Acho que qualquer tentativa de parar de fumar é válida. O tratamento depende muito de motivação do fumante. Muitas pessoas fumam muito porque não sabem que a 'fissura' por fumar dura apenas cinco minutos. Se a pessoa aprender a lidar com esses cinco minutos, bebendo água gelada, tomando um sorvete, comendo uma fruta, fazendo exercícios respiratórios. Aqui nós usamos muito essa técnica. Em vez do paciente inalar substâncias tóxicas e nocivas, ele faz um exercício para oxigenar melhor o pulmão e melhorando sua capacidade respiratório. Enquanto ele está concentrado no exercício, a fissura já passou. Mesmo que a vontade volte, ele deixou de fumar um cigarro. Com isso, ele ganha confiança e vê que não é tão difícil parar.

- Por que água gelada?

Tudo que é gelado tira a vontade fumar. As pessoas têm de escolher o que irão comer para substituir a vontade do cigarro para evitar ganhar peso. Escolha água, bebidas light com muito gelo, picolés de fruta de baixa caloria, frutas de baixa caloria. Recomendamos fazer um kit de sobrevivência. Assim como o cigarro já está pronto para ser consumido, as frutas também devem estiver prontas para o consumo, descascadas.

O cigarro deve estar longo para vencer o automatismo de acender sem nem se dar conta. Assim, ele ganha tempo para pensar se quer mesmo fumar um cigarro e até consegue o deixar de lado. Muitas vezes ele consegue vencer, o que aumenta a confiança e ele percebe que consegue ter controle.

- O ganho de peso ocorre por essa substituição?

Também. Existe ainda uma alteração metabólica, mas que não é muito grande. O que ocorre é uma substituição por alimentos de maior caloria. A variação fica entre três e quatro quilos, variando um pouco em cada caso.

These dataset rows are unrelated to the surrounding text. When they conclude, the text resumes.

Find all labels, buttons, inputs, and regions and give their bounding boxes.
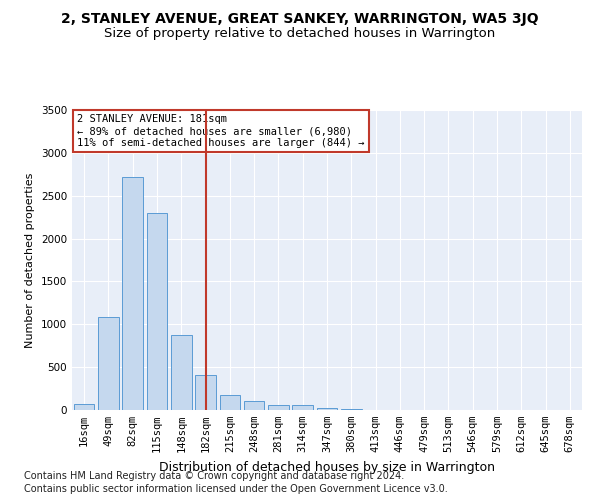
Text: 2 STANLEY AVENUE: 181sqm
← 89% of detached houses are smaller (6,980)
11% of sem: 2 STANLEY AVENUE: 181sqm ← 89% of detach… (77, 114, 365, 148)
Bar (268, 405, 289, 410)
Text: Contains HM Land Registry data © Crown copyright and database right 2024.: Contains HM Land Registry data © Crown c… (24, 471, 404, 481)
Bar (341, 408, 362, 410)
Bar (122, 177, 143, 410)
Bar (244, 401, 265, 410)
Bar (292, 406, 313, 410)
Bar (171, 334, 191, 410)
Y-axis label: Number of detached properties: Number of detached properties (25, 172, 35, 348)
Bar (195, 375, 216, 410)
Text: Size of property relative to detached houses in Warrington: Size of property relative to detached ho… (104, 28, 496, 40)
Bar (74, 404, 94, 410)
Bar (317, 408, 337, 410)
Bar (98, 318, 119, 410)
Bar (146, 213, 167, 410)
X-axis label: Distribution of detached houses by size in Warrington: Distribution of detached houses by size … (159, 460, 495, 473)
Bar (220, 395, 240, 410)
Text: Contains public sector information licensed under the Open Government Licence v3: Contains public sector information licen… (24, 484, 448, 494)
Text: 2, STANLEY AVENUE, GREAT SANKEY, WARRINGTON, WA5 3JQ: 2, STANLEY AVENUE, GREAT SANKEY, WARRING… (61, 12, 539, 26)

Mas não são mais grave do que os prejuízos trazidos pelo tabaco, como as mais de 50 doenças associadas ao cigarro.

- Como avalia política brasileira de combate ao fumo?

É uma das mais avançadas do mundo, mas ainda temos muito o que fazer. Nós avançamos muito, somos uma liderança no mundo. Mas temos de avançar na prevenção em escolas, com meninos que estão começando a fumar.

- Para as pessoas que não são atendidas pelo Inca, o que elas devem fazer para buscar tratamento?

No maço de cigarro, há um 0800 no qual a pessoa é informada sobre o local mais próximo em que há tratamento médico, já que o trabalho é delegado a Estados e municípios.